The film is based on the graphic novel Sandcastle by Pierre-Oscar Lévy and Frederick Peeters, but Shyamalan has sole writing and directing credit. The filmmaker takes the simple concept to some truly dark places, and even explores some body horror beyond the natural terror of the aging process being exponentially sped up. This isn’t just about people losing their hearing or their eyesight over the course of a single day–although that happens too–as it explores down multiple unexpected dark paths.
Actors including Gael García Bernal, Vicky Krieps, Alex Wolff, Abbey Lee, Ken Leung, Eliza Scanlen, and many others do a fantastic job capturing these characters at different points in their “lives.” The makeup and effects used to age the adult actors is good enough that it’s only occasionally distracting. The script itself is unfortunately full of dialogue that’s far too cute–even before the shenanigans begin, lines about living in the moment, appreciating the time you have, and aging in general abound. But the characters attempt to deal with the situation in logical ways, particularly early on, before things really start to fall apart–which is more than you can say for many gimmicky thrillers.
Where Old really starts to grate beyond mere distraction is in its cinematography. The beach itself is gorgeous, and even appropriately alien-seeming, surrounded on all sides by massive cliffs of an unknown mineral. But Shyamalan’s strange directing is often so befuddling that anything else is difficult to appreciate. There’s frequent and seemingly random use of shaky-cam style filming, with the camera zooming and twirling around the beach, to dizzying and incongruous effect. The movie is filled with cinematic flourishes like long shots and random panning that feel artistic in intent, but miss the mark in practice.
And of course, there’s the ol’ Shyamalan twist, which audiences long ago learned to expect from the director. Not all your questions about the beach will be answered, but the script does a decent enough job wrapping everything up in the end, even if the resolution isn’t exactly hard to see coming. Shyamalan often struggles to find the balance between leaving a trail of clues for his twists that reward multiple viewings and outright telegraphing them in all too obvious ways, and that struggle is evident here as well.
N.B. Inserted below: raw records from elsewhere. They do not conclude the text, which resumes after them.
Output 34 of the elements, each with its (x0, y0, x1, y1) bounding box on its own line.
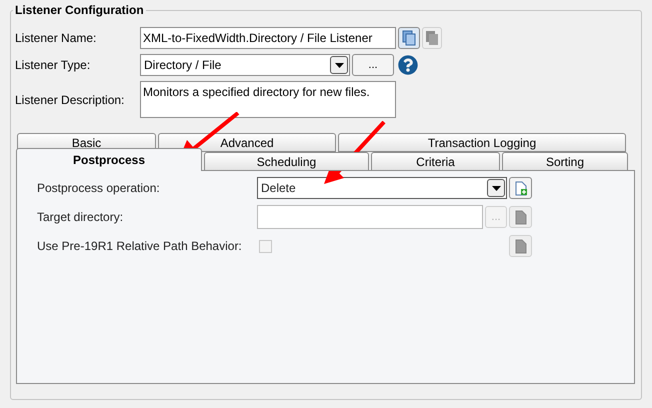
document-plus-icon (514, 180, 526, 196)
description-field[interactable]: Monitors a specified directory for new files. (140, 81, 396, 118)
copy-icon (402, 30, 416, 46)
tab[interactable]: Scheduling (204, 152, 369, 171)
dropdown-button[interactable] (330, 56, 348, 74)
document-plus-icon (514, 238, 526, 254)
field-label: Listener Type: (15, 57, 92, 74)
field-label: Listener Description: (15, 92, 126, 108)
caret-icon (334, 62, 344, 68)
tab[interactable]: Sorting (502, 152, 628, 171)
section-title: Listener Configuration (13, 3, 146, 17)
listener-name-field[interactable]: XML-to-FixedWidth.Directory / File Listener (140, 27, 396, 49)
field-label: Listener Name: (15, 30, 98, 47)
tab[interactable]: Criteria (371, 152, 500, 171)
select-value: Delete (261, 180, 296, 197)
target-directory-field[interactable] (257, 205, 483, 229)
help-icon[interactable] (398, 55, 418, 75)
field-label: Target directory: (37, 209, 124, 226)
copy-button[interactable] (398, 27, 420, 49)
operation-select[interactable]: Delete (257, 177, 507, 199)
field-label: Use Pre-19R1 Relative Path Behavior: (37, 238, 243, 255)
tab[interactable]: Postprocess (16, 148, 202, 171)
dropdown-button[interactable] (487, 179, 505, 197)
select-value: Directory / File (144, 57, 222, 74)
document-plus-icon (514, 210, 526, 224)
field-label: Postprocess operation: (37, 180, 161, 197)
tab[interactable]: Transaction Logging (338, 133, 626, 152)
listener-type-select[interactable]: Directory / File (140, 54, 350, 76)
annotation-arrow (323, 121, 386, 185)
add-document-button[interactable] (509, 177, 532, 199)
caret-icon (492, 186, 500, 190)
copy-icon (425, 30, 439, 46)
browse-button[interactable]: ... (352, 54, 394, 76)
tab[interactable]: Advanced (158, 133, 336, 152)
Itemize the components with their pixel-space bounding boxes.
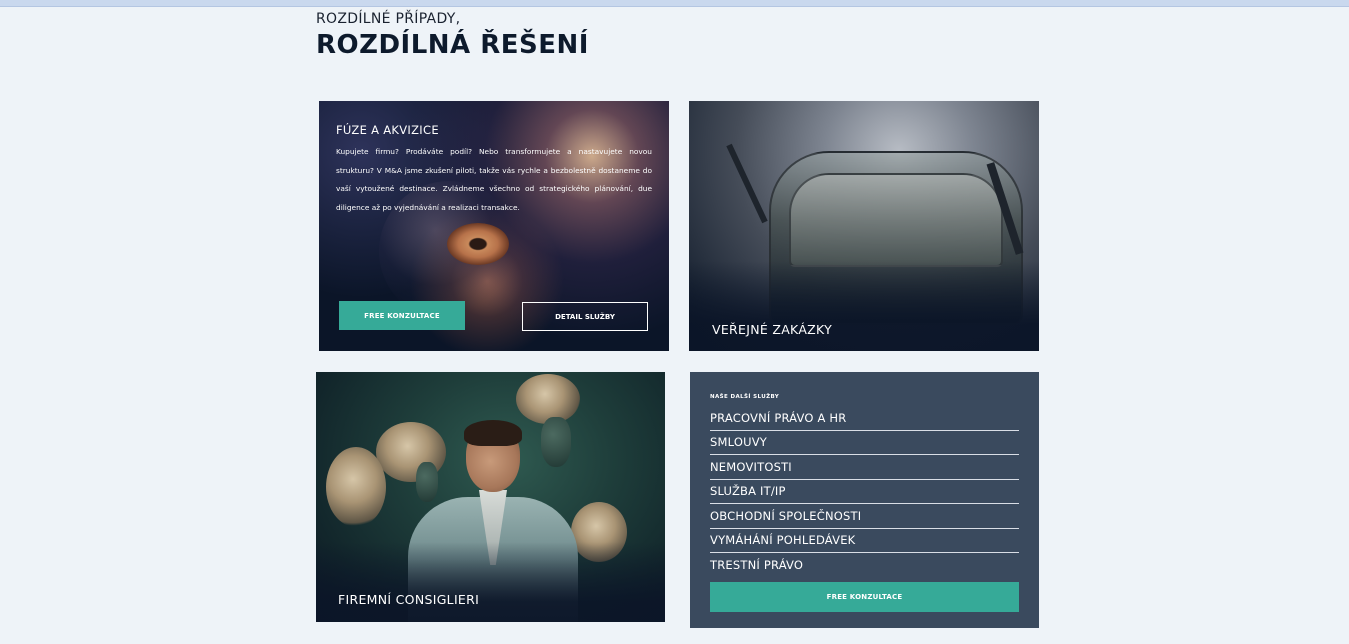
service-card-public-procurement[interactable]: VEŘEJNÉ ZAKÁZKY: [689, 101, 1039, 351]
other-services-list: PRACOVNÍ PRÁVO A HR SMLOUVY NEMOVITOSTI …: [710, 406, 1019, 578]
ma-card-description: Kupujete firmu? Prodáváte podíl? Nebo tr…: [336, 147, 652, 212]
vase-image: [541, 417, 571, 467]
flower-image: [326, 447, 386, 527]
ma-free-consultation-button[interactable]: FREE KONZULTACE: [339, 301, 465, 330]
service-card-consiglieri[interactable]: FIREMNÍ CONSIGLIERI: [316, 372, 665, 622]
public-procurement-title: VEŘEJNÉ ZAKÁZKY: [712, 322, 833, 337]
person-hair-image: [464, 420, 522, 446]
section-title: ROZDÍLNÁ ŘEŠENÍ: [316, 30, 589, 60]
other-services-card: NAŠE DALŠÍ SLUŽBY PRACOVNÍ PRÁVO A HR SM…: [690, 372, 1039, 628]
service-link[interactable]: VYMÁHÁNÍ POHLEDÁVEK: [710, 529, 1019, 553]
bus-windshield: [789, 173, 1003, 267]
card-overlay: [316, 542, 665, 622]
services-free-consultation-button[interactable]: FREE KONZULTACE: [710, 582, 1019, 612]
ma-card-title: FÚZE A AKVIZICE: [336, 123, 439, 137]
other-services-heading: NAŠE DALŠÍ SLUŽBY: [710, 394, 780, 400]
donut-image: [447, 223, 509, 265]
service-link[interactable]: OBCHODNÍ SPOLEČNOSTI: [710, 504, 1019, 529]
ma-service-detail-button[interactable]: DETAIL SLUŽBY: [522, 302, 648, 331]
card-overlay: [689, 261, 1039, 351]
service-link[interactable]: PRACOVNÍ PRÁVO A HR: [710, 406, 1019, 431]
service-link[interactable]: TRESTNÍ PRÁVO: [710, 553, 1019, 578]
vase-image: [416, 462, 438, 502]
service-link[interactable]: SMLOUVY: [710, 431, 1019, 455]
browser-top-edge: [0, 0, 1349, 7]
consiglieri-title: FIREMNÍ CONSIGLIERI: [338, 592, 480, 607]
section-subtitle: ROZDÍLNÉ PŘÍPADY,: [316, 11, 461, 27]
service-link[interactable]: NEMOVITOSTI: [710, 455, 1019, 480]
service-card-ma: FÚZE A AKVIZICE Kupujete firmu? Prodávát…: [319, 101, 669, 351]
bus-mirror-left: [726, 143, 768, 224]
flower-image: [516, 374, 580, 424]
service-link[interactable]: SLUŽBA IT/IP: [710, 480, 1019, 504]
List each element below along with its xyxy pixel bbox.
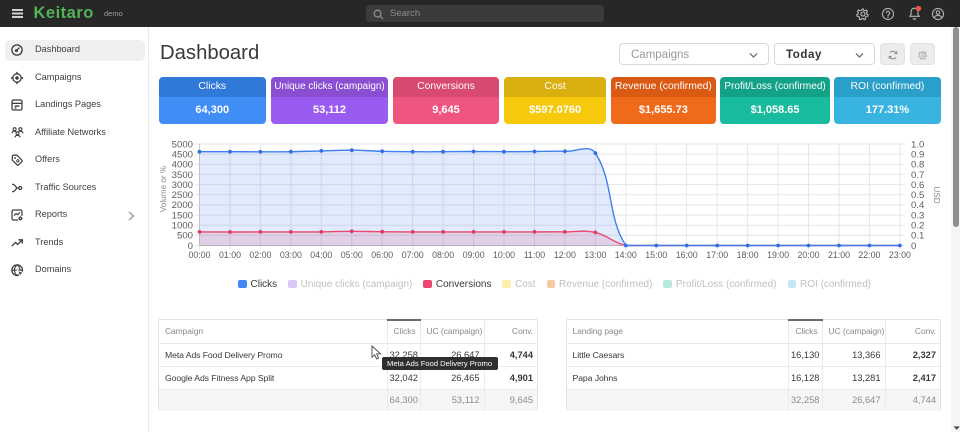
svg-text:20:00: 20:00	[797, 250, 819, 260]
svg-text:14:00: 14:00	[615, 250, 637, 260]
svg-text:1000: 1000	[172, 221, 193, 232]
svg-text:10:00: 10:00	[493, 250, 515, 260]
svg-text:11:00: 11:00	[524, 250, 545, 260]
svg-text:0.4: 0.4	[911, 200, 925, 211]
svg-text:3500: 3500	[172, 170, 193, 181]
svg-text:00:00: 00:00	[188, 250, 210, 260]
svg-text:21:00: 21:00	[828, 250, 850, 260]
svg-text:1.0: 1.0	[911, 139, 924, 150]
svg-text:0.7: 0.7	[911, 170, 924, 181]
svg-text:17:00: 17:00	[706, 250, 728, 260]
svg-text:07:00: 07:00	[402, 250, 424, 260]
svg-text:0: 0	[911, 241, 916, 252]
svg-text:2500: 2500	[172, 190, 193, 201]
svg-text:Volume or %: Volume or %	[159, 166, 168, 212]
svg-text:0.2: 0.2	[911, 221, 924, 232]
svg-text:5000: 5000	[172, 139, 193, 150]
svg-text:500: 500	[177, 231, 193, 242]
svg-text:16:00: 16:00	[676, 250, 698, 260]
svg-text:19:00: 19:00	[767, 250, 789, 260]
svg-text:23:00: 23:00	[889, 250, 911, 260]
svg-text:2000: 2000	[172, 200, 193, 211]
svg-text:02:00: 02:00	[249, 250, 271, 260]
svg-text:01:00: 01:00	[219, 250, 241, 260]
svg-text:1500: 1500	[172, 210, 193, 221]
svg-text:03:00: 03:00	[280, 250, 302, 260]
svg-text:22:00: 22:00	[858, 250, 880, 260]
svg-text:09:00: 09:00	[463, 250, 485, 260]
svg-text:12:00: 12:00	[554, 250, 576, 260]
svg-text:3000: 3000	[172, 180, 193, 191]
svg-text:0.3: 0.3	[911, 210, 924, 221]
svg-text:0.5: 0.5	[911, 190, 924, 201]
svg-text:0.9: 0.9	[911, 149, 924, 160]
svg-text:4500: 4500	[172, 149, 193, 160]
svg-text:05:00: 05:00	[341, 250, 363, 260]
svg-text:08:00: 08:00	[432, 250, 454, 260]
svg-text:15:00: 15:00	[645, 250, 667, 260]
svg-text:04:00: 04:00	[310, 250, 332, 260]
svg-text:0.6: 0.6	[911, 180, 924, 191]
svg-text:06:00: 06:00	[371, 250, 393, 260]
svg-text:18:00: 18:00	[737, 250, 759, 260]
svg-text:4000: 4000	[172, 160, 193, 171]
svg-text:USD: USD	[932, 186, 941, 203]
svg-text:13:00: 13:00	[584, 250, 606, 260]
svg-text:0.1: 0.1	[911, 231, 924, 242]
svg-text:0.8: 0.8	[911, 160, 924, 171]
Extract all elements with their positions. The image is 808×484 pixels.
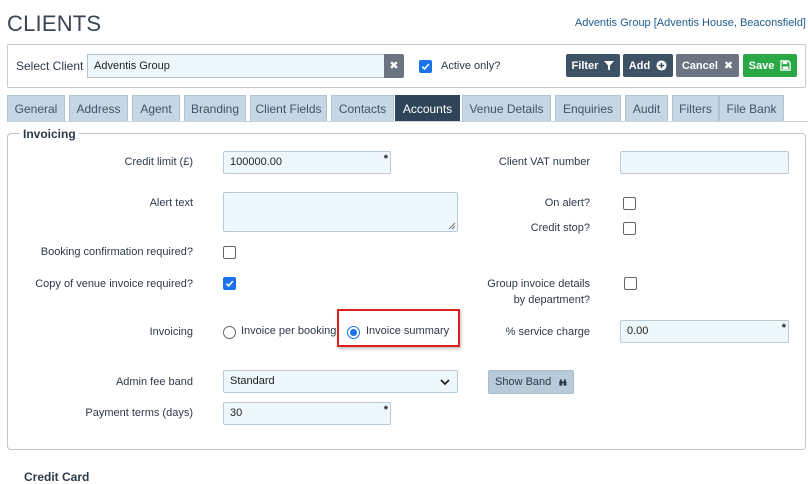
tab-address[interactable]: Address	[69, 95, 128, 121]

Nevertheless, Old is an effective thriller that fully delivers on its premise, exploring the idea of aging an entire lifetime in a single day in all the ways you’d want it to. The small horrors of getting old, normally stretched out over decades, prove terrifying indeed when condensed into a short couple of hours. Old’s talented cast deliver impressive performances as they play the same characters at different points in their extremely short lives, and despite some directing and script annoyances, the movie leans further toward the good end of the spectrum of Shyamalan’s films than the bad.